BE SPECIFIC. It's a lot harder to achieve a general goal. The idea of getting out of debt can become overwhelming. But when you set a goal to, let's say, pay off this particular credit card by Christmas taking certain steps, the horizon seems much closer.

CREATE A MEASURABLE GOAL. Literally. When you have a certain plan in mind, it's easier to work on it.You need to identify the key points of what you really want to achieve and take measured steps towards it. Create an outline or a budget with the points that you want to reach with every step.

GOALS SHOULD BE ACHIEVABLE. Duh...I believe this one should be the easiest! But I don't know how many times I created unrealistic goals for myself. It's pretty silly to hope to be able to pay off 30000 of debt when you make 40000 a year. But it could be tempting to think you can pay 20 grand. I think the gazelle intensity works great but I do believe gazelles stop for a brake too. I noticed that when I create a long-term goal, it helps me when I divide it into shorter, more realistic goals. Like to see where in my payments I will be after a quarter of year etc.etc.

IT HELPS WHEN YOUR GOALS ARE REPORTABLE. And that's where, I think, we, bloggers, can all relate. Ever since I started this blog I noticed how much more I achieve every month. I'm not doing 100% perfect with my goals but telling you, guys, about them (reporting:) really helps me to be more responsible. Who wants to look like a failure when so many people are reading about it, right? :) I think it also always helps me to put everything on a paper (or in a computer) like in a spreadsheet or a detailed budget. Visualizing your goals and and your income, your assets really helps to see a perspective.

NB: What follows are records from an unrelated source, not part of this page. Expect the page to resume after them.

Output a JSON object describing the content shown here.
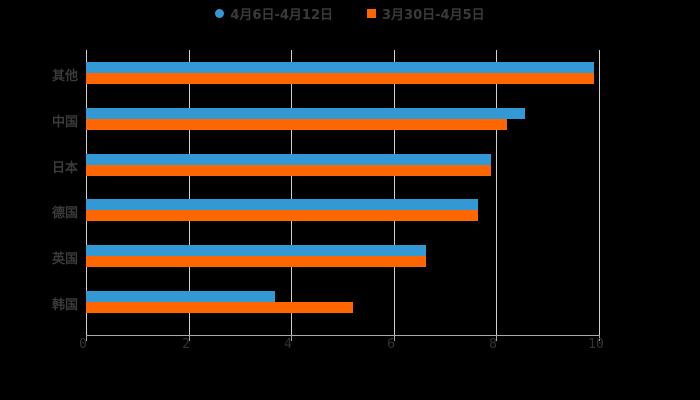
{
  "chart_data": {
    "type": "bar",
    "orientation": "horizontal",
    "title": "",
    "xlabel": "",
    "ylabel": "",
    "xlim": [
      0,
      10
    ],
    "x_ticks": [
      "0",
      "2",
      "4",
      "6",
      "8",
      "10"
    ],
    "grid": true,
    "legend_position": "top",
    "categories": [
      "其他",
      "中国",
      "日本",
      "德国",
      "英国",
      "韩国"
    ],
    "series": [
      {
        "name": "4月6日-4月12日",
        "color": "#3399d4",
        "marker": "circle",
        "values": [
          9.9,
          8.55,
          7.9,
          7.65,
          6.63,
          3.68
        ]
      },
      {
        "name": "3月30日-4月5日",
        "color": "#ff6600",
        "marker": "square",
        "values": [
          9.9,
          8.2,
          7.9,
          7.65,
          6.63,
          5.2
        ]
      }
    ]
  }
}
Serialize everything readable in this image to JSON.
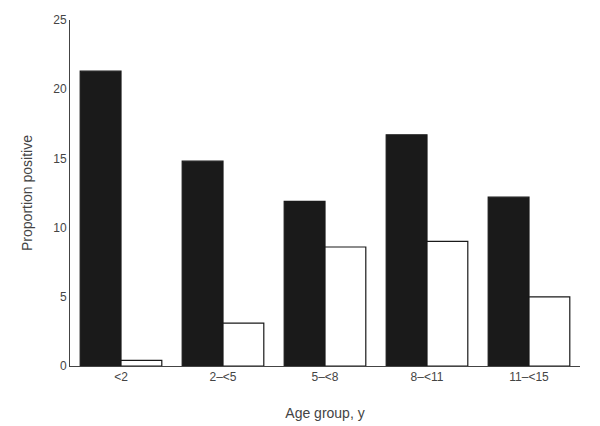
{
  "chart_data": {
    "type": "bar",
    "categories": [
      "<2",
      "2–<5",
      "5–<8",
      "8–<11",
      "11–<15"
    ],
    "series": [
      {
        "color": "#1a1a1a",
        "values": [
          21.3,
          14.8,
          11.9,
          16.7,
          12.2
        ]
      },
      {
        "color": "#ffffff",
        "values": [
          0.4,
          3.1,
          8.6,
          9.0,
          5.0
        ]
      }
    ],
    "xlabel": "Age group, y",
    "ylabel": "Proportion positive",
    "ylim": [
      0,
      25
    ],
    "yticks": [
      0,
      5,
      10,
      15,
      20,
      25
    ],
    "grid": false
  }
}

CREATE TIME-BOUND GOALS. As I mentioned above, it helps to see where you stand if you create short-term goals to help you work on your longer ones. But whatever you do, it's important to have a timeline. If somebody says that they want to pay off their debt but don't limit themselves with a time-frame, they are more likely to fail.

   To sum it all up, the S.M.A.R.T. idea is very popular in setting goals in general but I think it's a great concept for helping with your finances. You don't have to have every single step planned out and written down. But if you have something specific lined up for the next few months of your life, you will see a great improvement in your financial situation.

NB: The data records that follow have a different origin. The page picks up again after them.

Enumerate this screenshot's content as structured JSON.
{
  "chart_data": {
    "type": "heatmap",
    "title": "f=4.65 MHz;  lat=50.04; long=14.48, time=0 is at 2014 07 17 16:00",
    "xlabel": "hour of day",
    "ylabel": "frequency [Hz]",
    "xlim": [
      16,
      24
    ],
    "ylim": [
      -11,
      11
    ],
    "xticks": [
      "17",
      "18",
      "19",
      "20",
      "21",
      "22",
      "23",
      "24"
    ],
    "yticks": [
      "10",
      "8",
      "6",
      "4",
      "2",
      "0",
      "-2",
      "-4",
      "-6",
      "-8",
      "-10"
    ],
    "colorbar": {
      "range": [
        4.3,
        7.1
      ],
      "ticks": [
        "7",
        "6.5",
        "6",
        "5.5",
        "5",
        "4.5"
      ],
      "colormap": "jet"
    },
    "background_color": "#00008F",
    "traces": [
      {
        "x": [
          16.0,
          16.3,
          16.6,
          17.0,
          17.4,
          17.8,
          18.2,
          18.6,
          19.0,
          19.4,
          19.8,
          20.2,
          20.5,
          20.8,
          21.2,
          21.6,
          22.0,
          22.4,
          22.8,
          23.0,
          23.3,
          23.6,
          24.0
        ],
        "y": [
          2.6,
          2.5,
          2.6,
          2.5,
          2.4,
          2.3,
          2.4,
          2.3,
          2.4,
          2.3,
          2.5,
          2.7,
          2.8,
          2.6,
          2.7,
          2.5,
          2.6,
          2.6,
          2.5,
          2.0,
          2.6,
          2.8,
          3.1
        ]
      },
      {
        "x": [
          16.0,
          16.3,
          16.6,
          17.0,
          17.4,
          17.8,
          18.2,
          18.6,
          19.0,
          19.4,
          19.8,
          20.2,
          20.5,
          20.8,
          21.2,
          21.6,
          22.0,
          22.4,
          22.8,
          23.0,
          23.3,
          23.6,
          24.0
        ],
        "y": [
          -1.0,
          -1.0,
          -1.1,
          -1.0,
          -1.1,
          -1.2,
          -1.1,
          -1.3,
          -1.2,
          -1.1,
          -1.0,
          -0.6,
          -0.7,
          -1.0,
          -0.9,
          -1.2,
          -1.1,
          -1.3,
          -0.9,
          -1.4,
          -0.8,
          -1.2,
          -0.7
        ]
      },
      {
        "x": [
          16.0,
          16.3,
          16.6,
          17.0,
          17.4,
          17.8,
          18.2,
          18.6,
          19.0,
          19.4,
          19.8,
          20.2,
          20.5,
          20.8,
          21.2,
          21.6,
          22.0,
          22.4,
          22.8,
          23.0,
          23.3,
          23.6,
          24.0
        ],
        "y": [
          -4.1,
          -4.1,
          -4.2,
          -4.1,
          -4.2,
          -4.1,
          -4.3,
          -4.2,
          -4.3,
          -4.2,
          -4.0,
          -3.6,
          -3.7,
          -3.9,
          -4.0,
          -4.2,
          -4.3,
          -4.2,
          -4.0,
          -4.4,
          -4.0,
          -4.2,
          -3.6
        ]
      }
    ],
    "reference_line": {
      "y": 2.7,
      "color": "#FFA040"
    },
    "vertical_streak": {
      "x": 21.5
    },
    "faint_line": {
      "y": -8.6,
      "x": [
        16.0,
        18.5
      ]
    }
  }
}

  1. I am going to work on some goals this weekend using the SMART method. Thanks for describing it.

  2. I learned about quantifying goals like that in my psych class! It helps a lot.

  3. GREAT concept...definitely worth passing this information along. thank you!

  4. Thanks for sharing!!! Love the SMART way of doing things

  5. I was thinking of you and your blog and all your great goals when Cindy was teaching the class. She did a great job and I'm glad you recorded this - no matter how good we are, we always need a reminder.

  6. I am a big fan of the SMART method. Keep the word going!